Chicken Pox Symptoms
Chicken pox is infectious and it is important to isolate the child with the disease immediately at the first sign of symptoms. The failure to do so will cause the disease to spread easily and this can pose as a potential problem among children in schools. The common signs and symptoms of chicken pox are the following:
- Sores in the mouth
- Red bumps
- Itchy rash
- Muscle and joint pain
Basic First Aid Treatment
The symptoms of chicken pox can cause the child significant discomfort. The goal is to keep the child as comfortable as possible because the itch can be very frustrating for the child.
- Use lukewarm water with oatmeal and wipe it on the child’s body to relieve the itch
- Use calamine lotion to relieve itching but avoid the face area
- Do not rub the skin instead pat it to dry
- Keep your child from scratching the skin. This can cause wounds that make the child susceptible to bacterial infection.
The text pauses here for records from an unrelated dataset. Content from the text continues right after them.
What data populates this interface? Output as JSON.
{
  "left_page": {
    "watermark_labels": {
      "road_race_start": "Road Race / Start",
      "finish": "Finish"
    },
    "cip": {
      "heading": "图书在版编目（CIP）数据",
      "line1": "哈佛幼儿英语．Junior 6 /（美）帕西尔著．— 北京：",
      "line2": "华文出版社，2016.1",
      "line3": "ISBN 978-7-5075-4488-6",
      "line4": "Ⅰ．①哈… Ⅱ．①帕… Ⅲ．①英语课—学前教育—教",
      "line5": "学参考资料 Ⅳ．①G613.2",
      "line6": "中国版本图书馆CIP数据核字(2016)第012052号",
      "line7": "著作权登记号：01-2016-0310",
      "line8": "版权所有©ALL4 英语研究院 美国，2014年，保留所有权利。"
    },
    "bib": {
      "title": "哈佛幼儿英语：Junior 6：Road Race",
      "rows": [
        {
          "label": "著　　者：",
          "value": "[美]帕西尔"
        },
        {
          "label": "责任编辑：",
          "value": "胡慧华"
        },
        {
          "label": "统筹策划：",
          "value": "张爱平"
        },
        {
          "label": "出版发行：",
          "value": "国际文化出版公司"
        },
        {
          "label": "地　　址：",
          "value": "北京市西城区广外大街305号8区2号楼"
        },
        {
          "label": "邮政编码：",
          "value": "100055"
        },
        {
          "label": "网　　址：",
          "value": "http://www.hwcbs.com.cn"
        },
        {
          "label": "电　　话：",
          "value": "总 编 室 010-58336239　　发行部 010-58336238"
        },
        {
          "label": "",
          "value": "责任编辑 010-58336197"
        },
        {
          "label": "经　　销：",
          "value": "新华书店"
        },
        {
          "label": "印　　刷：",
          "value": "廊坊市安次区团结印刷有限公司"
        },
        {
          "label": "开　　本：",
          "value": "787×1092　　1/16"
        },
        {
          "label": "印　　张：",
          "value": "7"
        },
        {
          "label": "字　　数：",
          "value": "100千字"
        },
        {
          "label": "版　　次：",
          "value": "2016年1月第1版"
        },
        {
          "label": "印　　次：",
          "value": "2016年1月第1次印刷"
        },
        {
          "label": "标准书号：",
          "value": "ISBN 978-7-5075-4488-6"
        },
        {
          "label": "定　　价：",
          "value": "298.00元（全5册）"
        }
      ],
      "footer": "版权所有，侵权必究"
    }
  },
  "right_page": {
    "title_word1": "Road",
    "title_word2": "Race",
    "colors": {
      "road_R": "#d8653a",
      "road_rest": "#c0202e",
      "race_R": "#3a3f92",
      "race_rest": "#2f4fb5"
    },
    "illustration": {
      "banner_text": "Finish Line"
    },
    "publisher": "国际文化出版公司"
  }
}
- Cut the child’s nails to prevent injuring the skin when they scratch.
- Give your child paracetamol to control fever.
- Keep the child warm to prevent chilling
- Immediately see a doctor when your child show signs of difficulty in breathing or when he is unusually ill
- The best way to save your child from the ordeal of a chicken pox infection is to give him vaccine as a preventive measure in 12 to 15 months old.
Learn Basic First Aid
While chicken pox is a self remitting condition that goes away even without treatment, the presence of other conditions during the infection can cause your child to experience more serious symptoms like difficulty in breathing. Basic first aid training can help you avoid the more serious condition that can happen to your child and you it is a practical training to learn that can help save lives.